Regime Patrimoniale della Famiglia

1. Nozione e fonti

Il regime patrimoniale della famiglia è l’insieme delle regole, di fonte legale o convenzionale, che disciplinano la titolarità, l’amministrazione e la destinazione dei beni dei coniugi durante il matrimonio.
Le relative disposizioni si trovano nel Titolo VI del Libro I del Codice civile (artt. 159-230 c.c.) e si completano con le norme della legge 19 maggio 1975 n. 151, che ha profondamente riformato il diritto di famiglia.
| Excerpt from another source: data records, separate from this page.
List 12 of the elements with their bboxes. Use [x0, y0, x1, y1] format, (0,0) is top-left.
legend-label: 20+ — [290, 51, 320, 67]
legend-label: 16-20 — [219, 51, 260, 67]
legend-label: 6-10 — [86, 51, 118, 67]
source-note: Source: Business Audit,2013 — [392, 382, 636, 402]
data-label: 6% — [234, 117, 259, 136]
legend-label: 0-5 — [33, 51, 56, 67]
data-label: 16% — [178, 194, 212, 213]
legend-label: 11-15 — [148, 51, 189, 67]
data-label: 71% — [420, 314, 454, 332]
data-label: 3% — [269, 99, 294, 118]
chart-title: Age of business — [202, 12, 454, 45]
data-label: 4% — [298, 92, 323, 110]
Prima della riforma del 1975, non era previsto alcun sistema di comunione automatica: vigeva di fatto un modello simile alla separazione dei beni, accanto a istituti oggi superati, come la dote.
Con la legge n. 151/1975, entrata in vigore il 20 settembre 1975, il regime legale di default è divenuto la comunione legale dei beni, sostituendo il sistema precedente.

L’introduzione della comunione legale come regime patrimoniale principale aveva l’obiettivo di garantire una più effettiva tutela del coniuge economicamente più debole, assicurando una partecipazione paritaria ai beni acquisiti durante il matrimonio.

2. Regime transitorio per i matrimoni anteriori al 1975

La legge del 1975 ha disciplinato il passaggio al nuovo sistema prevedendo che:

“Le famiglie già costituite alla data di entrata in vigore della presente legge (20 settembre 1975), decorso il termine di due anni (prorogato poi fino al 15 gennaio 1978) dalla detta data, sono assoggettate al regime della comunione legale per i beni acquistati successivamente, a meno che entro lo stesso termine uno dei coniugi non manifesti volontà contraria con atto ricevuto da notaio o dall’ufficiale dello stato civile del luogo in cui fu celebrato il matrimonio.”

Pertanto:

  • dal 20 settembre 1975 decorre l’applicazione della comunione legale;
  • entro il 15 gennaio 1978 era possibile dichiarare l’intenzione di mantenere il precedente regime di separazione.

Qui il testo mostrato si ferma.